A Suspicion of Silver

Berwick Museum & Art Gallery will be playing host to a special visitor on the afternoon of Saturday 4th May 2019 at 2.00pm – the historical novelist Patricia Finney will be launching her new book “A Suspicion of Silver” at the venue. The book is the latest in a series of novels based on the adventures of the Elizabethan nobleman Sir Robert Carey.

Free admission. In Berwick Museum & Art Gallery, The Clock Block, Berwick Barracks, TD15 1DG.  Tel: 01289 309 538.

“Anyone who has read any history at all about the reign of Queen Elizabeth I has heard of at least one of Sir Robert Carey’s exploits – he was the man who rode 400 miles in just under three days from London to Edinburgh to tell King James VI of Scotland that Elizabeth was dead and that he was finally King of England. 

“Born in 1560 and brought up in Berwick, Carey was the seventh and youngest son of Henry Carey, Baron Hunsdon and Warden of the East March.   He served at Court for ten years as a well-connected but landless sprig of the aristocracy, then in 1592 something made him decide to switch to full-time soldiering. Perhaps he was bored. Perhaps the moneylenders were getting impatient.  At any rate, Carey accepted the offer from his brother-in-law, Lord Scrope, Warden of the English West March, to be his Deputy Warden.

“This was irresistible – here was this fancy-dressing, fancy-talking Court dude turning up in England’s Wild North. The Anglo-Scottish Border at that time made Dodge City look like a health farm. It was the most chaotic part of the kingdom and was full of cattle-rustlers, murderers, arsonists, horse-thieves, kidnappers and general all-purpose outlaws.

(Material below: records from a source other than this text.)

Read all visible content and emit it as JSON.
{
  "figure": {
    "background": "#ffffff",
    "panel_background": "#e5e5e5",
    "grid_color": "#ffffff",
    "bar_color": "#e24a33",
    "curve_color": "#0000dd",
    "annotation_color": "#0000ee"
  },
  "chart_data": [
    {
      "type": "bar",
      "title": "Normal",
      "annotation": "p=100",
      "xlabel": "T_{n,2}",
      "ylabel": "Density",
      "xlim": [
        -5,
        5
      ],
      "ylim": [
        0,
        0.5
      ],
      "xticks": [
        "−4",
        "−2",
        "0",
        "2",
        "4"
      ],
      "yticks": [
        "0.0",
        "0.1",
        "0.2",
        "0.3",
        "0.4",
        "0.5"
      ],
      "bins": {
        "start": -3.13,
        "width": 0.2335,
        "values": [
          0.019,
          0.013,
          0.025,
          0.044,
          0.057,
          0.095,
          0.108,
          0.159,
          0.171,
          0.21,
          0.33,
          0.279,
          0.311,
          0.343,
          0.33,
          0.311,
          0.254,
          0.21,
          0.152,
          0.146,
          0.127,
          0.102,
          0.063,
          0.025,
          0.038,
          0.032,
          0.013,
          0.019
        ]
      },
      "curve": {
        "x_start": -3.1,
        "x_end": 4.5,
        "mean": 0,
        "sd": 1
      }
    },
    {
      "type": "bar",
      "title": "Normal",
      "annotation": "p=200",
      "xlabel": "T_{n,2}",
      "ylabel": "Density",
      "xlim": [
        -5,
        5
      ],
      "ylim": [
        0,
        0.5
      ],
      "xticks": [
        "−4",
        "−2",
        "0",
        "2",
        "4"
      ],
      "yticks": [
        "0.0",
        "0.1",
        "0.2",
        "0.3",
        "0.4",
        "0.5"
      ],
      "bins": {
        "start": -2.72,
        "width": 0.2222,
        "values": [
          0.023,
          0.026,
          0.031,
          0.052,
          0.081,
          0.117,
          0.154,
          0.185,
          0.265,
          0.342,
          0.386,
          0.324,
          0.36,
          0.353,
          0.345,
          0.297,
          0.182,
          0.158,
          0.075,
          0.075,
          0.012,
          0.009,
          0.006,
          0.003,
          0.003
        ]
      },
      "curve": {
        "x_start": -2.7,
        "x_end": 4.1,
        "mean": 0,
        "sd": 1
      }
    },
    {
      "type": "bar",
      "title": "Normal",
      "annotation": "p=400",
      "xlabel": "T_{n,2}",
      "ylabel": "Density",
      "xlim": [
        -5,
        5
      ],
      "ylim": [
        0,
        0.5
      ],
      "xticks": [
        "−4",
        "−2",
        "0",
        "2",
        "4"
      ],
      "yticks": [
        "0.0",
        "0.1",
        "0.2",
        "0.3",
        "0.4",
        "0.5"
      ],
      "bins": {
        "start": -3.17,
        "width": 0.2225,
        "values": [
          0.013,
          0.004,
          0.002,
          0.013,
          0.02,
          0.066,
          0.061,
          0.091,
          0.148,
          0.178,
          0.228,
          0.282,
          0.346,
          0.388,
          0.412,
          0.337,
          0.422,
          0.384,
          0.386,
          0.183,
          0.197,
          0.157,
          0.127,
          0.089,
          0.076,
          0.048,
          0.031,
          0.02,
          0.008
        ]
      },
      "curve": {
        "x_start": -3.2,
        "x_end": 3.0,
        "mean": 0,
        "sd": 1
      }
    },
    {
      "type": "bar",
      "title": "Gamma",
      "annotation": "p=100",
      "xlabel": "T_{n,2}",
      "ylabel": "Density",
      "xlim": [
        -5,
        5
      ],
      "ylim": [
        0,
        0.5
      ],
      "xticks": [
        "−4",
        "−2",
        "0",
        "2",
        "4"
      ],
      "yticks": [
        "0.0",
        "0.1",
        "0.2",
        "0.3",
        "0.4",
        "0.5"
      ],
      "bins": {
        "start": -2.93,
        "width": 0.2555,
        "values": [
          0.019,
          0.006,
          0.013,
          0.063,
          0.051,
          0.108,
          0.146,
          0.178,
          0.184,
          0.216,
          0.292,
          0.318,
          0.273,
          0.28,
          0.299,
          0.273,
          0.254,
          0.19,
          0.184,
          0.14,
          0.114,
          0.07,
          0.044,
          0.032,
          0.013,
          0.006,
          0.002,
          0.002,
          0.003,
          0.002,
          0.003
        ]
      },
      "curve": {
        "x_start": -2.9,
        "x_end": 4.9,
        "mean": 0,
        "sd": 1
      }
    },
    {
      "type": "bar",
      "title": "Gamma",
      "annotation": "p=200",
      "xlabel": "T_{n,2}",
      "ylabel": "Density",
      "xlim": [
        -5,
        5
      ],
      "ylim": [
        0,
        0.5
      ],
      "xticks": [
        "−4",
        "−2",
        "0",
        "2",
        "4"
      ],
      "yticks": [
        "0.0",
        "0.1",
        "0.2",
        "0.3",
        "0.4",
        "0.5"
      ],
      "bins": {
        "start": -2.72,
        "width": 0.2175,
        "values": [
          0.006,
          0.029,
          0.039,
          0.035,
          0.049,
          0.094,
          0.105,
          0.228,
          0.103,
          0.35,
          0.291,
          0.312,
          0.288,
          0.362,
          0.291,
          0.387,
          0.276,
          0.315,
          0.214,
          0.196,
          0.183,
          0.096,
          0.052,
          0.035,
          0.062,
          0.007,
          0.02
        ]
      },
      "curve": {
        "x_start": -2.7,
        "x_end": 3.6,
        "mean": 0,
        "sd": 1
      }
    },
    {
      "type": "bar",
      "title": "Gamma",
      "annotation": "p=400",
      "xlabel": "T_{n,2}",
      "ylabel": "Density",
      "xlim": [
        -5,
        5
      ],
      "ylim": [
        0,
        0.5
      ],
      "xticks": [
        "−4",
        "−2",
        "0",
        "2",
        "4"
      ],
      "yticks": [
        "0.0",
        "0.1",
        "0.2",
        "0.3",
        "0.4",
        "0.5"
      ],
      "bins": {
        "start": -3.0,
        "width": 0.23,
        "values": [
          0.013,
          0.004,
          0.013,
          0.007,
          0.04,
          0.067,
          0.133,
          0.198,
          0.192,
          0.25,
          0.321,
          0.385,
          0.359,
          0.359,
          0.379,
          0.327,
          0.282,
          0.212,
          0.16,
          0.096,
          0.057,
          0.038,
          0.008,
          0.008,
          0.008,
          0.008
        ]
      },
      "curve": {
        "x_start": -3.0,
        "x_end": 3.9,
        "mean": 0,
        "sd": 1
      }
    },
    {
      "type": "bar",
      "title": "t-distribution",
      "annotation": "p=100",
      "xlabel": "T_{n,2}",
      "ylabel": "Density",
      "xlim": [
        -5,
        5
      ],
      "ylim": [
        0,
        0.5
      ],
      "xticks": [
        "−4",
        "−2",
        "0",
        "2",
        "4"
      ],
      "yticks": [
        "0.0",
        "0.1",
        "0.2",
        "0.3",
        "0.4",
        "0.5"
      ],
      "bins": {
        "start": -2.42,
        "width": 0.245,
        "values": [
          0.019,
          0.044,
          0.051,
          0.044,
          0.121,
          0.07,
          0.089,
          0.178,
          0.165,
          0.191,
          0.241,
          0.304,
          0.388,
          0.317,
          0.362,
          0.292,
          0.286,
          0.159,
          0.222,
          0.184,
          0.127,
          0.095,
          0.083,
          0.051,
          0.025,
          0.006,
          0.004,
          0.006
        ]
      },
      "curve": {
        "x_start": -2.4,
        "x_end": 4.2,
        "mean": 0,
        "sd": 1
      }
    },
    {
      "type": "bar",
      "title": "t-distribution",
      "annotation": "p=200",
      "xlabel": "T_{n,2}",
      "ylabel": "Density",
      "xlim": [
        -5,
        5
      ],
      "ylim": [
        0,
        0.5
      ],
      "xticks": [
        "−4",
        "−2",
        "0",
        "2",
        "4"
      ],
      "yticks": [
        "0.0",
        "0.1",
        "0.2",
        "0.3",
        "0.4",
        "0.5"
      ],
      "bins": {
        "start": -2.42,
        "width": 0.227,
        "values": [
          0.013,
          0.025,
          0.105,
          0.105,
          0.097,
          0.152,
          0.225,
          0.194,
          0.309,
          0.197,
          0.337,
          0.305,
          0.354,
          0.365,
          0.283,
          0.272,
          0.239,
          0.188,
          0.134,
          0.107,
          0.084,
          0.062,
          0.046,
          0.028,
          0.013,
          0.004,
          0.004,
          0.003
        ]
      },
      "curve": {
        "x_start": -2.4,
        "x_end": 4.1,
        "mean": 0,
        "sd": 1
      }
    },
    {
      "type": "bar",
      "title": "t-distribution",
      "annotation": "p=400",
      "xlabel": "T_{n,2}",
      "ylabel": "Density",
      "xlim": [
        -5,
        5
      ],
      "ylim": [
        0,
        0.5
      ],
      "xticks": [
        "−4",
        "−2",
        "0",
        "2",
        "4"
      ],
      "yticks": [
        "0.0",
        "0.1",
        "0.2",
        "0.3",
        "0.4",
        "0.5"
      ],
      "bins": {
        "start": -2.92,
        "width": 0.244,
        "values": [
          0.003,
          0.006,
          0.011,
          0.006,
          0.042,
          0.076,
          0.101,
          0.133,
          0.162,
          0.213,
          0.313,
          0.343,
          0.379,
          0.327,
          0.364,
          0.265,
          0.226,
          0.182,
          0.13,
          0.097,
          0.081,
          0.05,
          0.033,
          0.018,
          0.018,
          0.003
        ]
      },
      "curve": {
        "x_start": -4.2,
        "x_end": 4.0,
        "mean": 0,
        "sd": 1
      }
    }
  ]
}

“Carey was the Sheriff and Her Majesty’s Marshall rolled into one, expected to enforce the law with a handful of horsemen and very little official co-operation.

Sir Robert Carey

“Patricia, who has written ten Carey stories under the pen name P F Chisholm, has been a published author since she was a teenager. Since then she has written around twenty-five other books, including three historical spy novels in a new genre she calls Elizabethan Noir, a contemporary romance novel and three children’s books.  She loves public speaking especially when she’s talking about her books and has been called the first stand-up historian ever.”